Le prove? Abbiamo in circolo non uno bensì due angeli custodi sulla par condicio (la Commissione di vigilanza e l’Autorità per le garanzie nelle comunicazioni), sicché la prima impresa è metterle d’accordo. A propria volta, i due garanti devono applicare un castello normativo formato da 6 leggi e da 4 decreti, che peraltro Corrado Calabrò – presidente dell’Agcom – dichiara inadeguato. Per svolgere il loro compitone, i nostri garanti approvano un doppio regolamento alla vigilia di ogni turno elettorale. Insomma, norme su norme: e infatti il testo licenziato dall’Agcom il 4 marzo scorso scodella 16 articoli, suddivisi in 2 titoli e 3 capi. Eccone un brano: «Ai programmi di comunicazione politica, come definiti dall’art. 2, comma 1, lettera c), del codice di autoregolamentazione di cui al decreto del Ministro delle comunicazioni 8 aprile 2004, che le emittenti televisive e radiofoniche locali intendono trasmettere nel periodo di vigenza della presente delibera si applica quanto previsto dall’art. 7 della delibera 33/08/CSP, garantendo la parità di condizioni ai soggetti politici di cui all’art. 2, comma 1 della presente delibera».

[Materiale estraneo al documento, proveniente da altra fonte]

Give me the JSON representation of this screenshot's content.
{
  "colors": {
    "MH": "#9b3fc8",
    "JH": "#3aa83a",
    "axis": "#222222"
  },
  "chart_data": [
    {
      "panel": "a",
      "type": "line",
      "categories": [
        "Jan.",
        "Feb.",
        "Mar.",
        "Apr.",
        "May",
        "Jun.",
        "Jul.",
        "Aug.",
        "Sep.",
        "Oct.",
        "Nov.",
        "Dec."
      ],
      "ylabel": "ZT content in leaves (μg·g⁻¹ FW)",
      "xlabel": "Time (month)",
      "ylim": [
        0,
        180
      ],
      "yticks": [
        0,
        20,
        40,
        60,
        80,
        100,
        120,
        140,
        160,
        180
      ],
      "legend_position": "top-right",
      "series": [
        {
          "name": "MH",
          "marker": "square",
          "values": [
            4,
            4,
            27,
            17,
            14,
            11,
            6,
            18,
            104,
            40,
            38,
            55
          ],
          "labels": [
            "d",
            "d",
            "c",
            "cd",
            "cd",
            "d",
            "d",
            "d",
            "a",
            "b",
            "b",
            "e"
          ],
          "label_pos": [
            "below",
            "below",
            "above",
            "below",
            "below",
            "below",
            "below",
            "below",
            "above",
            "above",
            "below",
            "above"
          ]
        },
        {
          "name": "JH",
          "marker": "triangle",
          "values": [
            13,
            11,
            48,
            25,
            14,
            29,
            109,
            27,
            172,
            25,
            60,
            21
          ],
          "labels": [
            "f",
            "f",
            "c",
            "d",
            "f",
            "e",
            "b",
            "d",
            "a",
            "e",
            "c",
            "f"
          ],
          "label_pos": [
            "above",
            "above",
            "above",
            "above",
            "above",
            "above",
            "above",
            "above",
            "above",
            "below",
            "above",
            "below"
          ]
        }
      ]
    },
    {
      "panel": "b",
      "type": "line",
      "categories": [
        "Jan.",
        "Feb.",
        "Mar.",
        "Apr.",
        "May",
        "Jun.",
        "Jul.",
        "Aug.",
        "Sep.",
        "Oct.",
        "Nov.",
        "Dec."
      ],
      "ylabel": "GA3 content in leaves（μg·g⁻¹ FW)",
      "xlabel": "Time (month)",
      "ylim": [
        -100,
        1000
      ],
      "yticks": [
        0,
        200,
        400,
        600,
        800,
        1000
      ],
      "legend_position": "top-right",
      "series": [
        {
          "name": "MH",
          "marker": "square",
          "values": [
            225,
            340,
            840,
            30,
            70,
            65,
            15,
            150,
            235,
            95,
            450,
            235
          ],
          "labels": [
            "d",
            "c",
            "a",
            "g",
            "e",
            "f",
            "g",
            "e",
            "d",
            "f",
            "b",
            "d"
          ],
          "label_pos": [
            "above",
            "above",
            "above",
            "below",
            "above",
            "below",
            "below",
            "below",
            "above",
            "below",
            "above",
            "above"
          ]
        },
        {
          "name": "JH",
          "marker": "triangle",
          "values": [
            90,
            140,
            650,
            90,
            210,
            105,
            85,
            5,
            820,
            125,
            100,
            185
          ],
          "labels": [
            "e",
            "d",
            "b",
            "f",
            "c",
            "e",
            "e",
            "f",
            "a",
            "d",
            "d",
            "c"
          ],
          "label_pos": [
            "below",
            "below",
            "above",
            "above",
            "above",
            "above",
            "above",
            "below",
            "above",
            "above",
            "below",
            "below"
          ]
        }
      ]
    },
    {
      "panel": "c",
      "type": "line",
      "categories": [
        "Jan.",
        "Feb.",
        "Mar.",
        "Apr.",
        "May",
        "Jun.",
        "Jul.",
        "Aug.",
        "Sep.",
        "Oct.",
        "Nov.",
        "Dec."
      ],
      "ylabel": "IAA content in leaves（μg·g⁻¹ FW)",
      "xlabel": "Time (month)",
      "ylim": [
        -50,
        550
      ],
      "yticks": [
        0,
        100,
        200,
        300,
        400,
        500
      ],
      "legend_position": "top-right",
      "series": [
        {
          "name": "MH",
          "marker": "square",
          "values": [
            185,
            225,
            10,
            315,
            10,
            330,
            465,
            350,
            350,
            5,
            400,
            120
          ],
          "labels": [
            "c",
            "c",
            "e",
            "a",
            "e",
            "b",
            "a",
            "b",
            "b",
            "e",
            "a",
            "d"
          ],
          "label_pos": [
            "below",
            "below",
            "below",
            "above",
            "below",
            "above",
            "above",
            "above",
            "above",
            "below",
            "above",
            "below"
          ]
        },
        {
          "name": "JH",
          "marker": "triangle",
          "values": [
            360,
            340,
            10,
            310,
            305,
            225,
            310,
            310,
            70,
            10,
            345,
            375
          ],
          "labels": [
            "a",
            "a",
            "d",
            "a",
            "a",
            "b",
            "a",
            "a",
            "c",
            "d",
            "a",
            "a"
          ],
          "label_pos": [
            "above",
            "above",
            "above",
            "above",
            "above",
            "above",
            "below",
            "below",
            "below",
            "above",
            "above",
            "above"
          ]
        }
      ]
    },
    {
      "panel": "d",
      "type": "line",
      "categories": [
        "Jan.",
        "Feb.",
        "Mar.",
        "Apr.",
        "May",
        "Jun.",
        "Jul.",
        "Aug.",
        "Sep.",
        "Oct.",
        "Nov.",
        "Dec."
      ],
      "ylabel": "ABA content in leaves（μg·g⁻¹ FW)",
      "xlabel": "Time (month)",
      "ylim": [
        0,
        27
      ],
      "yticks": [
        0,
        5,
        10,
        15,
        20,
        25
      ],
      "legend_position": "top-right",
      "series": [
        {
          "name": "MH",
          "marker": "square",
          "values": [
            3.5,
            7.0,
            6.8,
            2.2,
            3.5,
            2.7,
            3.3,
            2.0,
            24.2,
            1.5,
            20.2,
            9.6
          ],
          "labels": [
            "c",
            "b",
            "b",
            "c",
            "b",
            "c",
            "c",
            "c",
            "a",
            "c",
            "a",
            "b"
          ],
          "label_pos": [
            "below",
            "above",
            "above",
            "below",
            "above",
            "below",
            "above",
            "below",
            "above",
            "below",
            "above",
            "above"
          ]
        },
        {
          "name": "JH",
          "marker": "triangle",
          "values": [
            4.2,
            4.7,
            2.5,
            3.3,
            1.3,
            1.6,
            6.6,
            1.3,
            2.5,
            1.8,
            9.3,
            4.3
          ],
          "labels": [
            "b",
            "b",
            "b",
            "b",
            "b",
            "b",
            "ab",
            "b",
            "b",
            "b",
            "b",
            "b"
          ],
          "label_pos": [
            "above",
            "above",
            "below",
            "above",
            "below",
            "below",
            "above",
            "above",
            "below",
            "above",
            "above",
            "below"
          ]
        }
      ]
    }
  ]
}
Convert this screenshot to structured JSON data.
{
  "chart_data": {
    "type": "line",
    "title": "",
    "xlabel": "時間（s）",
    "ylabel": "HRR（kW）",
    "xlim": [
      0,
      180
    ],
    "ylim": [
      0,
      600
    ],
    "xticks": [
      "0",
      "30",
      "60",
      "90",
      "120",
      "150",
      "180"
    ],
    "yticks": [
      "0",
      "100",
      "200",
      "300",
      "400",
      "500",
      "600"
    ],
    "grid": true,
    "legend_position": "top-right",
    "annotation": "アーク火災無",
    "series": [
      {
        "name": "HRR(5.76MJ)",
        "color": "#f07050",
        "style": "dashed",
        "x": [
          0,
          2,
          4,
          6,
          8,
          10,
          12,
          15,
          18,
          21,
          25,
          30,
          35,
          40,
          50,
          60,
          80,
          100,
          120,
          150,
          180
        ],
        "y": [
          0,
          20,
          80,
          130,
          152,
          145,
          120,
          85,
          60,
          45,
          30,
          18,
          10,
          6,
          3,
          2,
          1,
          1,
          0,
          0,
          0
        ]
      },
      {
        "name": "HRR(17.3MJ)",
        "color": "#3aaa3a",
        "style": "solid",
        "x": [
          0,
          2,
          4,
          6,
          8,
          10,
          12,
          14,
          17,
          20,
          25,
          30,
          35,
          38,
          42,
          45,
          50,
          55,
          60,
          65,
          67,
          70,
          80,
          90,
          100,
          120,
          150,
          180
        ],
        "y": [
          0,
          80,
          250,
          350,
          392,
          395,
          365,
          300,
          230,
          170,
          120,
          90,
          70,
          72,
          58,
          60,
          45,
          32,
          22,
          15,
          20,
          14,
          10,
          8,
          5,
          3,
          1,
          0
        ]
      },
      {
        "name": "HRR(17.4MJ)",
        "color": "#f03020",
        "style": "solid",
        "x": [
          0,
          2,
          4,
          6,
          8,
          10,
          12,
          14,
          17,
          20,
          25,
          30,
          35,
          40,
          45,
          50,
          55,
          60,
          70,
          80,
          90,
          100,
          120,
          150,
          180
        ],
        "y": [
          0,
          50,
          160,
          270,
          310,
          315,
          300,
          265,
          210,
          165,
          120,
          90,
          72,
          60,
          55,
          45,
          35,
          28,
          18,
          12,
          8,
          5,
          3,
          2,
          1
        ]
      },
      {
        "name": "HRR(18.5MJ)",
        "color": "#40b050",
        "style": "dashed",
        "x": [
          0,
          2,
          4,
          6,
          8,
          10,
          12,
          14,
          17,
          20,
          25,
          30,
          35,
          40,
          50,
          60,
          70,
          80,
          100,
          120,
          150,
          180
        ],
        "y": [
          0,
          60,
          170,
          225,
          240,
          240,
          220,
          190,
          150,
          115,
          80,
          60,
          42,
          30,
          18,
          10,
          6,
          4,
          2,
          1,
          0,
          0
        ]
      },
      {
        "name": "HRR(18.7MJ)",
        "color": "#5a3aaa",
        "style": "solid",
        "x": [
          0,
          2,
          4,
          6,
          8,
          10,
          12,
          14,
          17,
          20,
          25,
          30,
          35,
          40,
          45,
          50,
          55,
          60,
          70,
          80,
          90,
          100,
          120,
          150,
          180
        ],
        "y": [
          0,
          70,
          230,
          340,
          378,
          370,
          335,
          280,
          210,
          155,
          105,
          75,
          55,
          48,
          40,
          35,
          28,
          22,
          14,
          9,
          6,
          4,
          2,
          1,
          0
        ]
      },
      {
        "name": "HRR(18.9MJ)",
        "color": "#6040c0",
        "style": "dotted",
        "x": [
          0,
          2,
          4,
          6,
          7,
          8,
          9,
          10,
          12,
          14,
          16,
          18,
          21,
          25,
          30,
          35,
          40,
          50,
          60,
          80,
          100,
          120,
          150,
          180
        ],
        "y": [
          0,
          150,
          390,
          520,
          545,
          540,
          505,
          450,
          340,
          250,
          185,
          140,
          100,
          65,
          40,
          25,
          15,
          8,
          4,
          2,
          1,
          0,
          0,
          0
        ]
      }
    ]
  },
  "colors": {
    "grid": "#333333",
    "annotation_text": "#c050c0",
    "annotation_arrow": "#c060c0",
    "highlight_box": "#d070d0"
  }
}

Chiaro? No, oscuro. E pazienza per i conduttori di talk show, vorrà dire che s’iscriveranno in massa in qualche facoltà di legge. L’importante è che rispettino il divieto d’abbordare temi di «evidente rilevanza politica» (dunque la monnezza a Napoli è tabù?); che trasmettano i calendari anche a mezzo fax utilizzando il modello MAG/3/EN (come dispone, con maniacale precisione, il regolamento); che ogni informazione venga sottotitolata per i non udenti (peccato, almeno in questo caso l’handicap poteva essere un vantaggio); che le domande dei giornalisti non sforino i 30 secondi (pena il licenziamento in tronco?). Fra tutte queste regole, però ne manca una. L’unica regola non scritta nel paese del diritto scritto: quella del buon senso.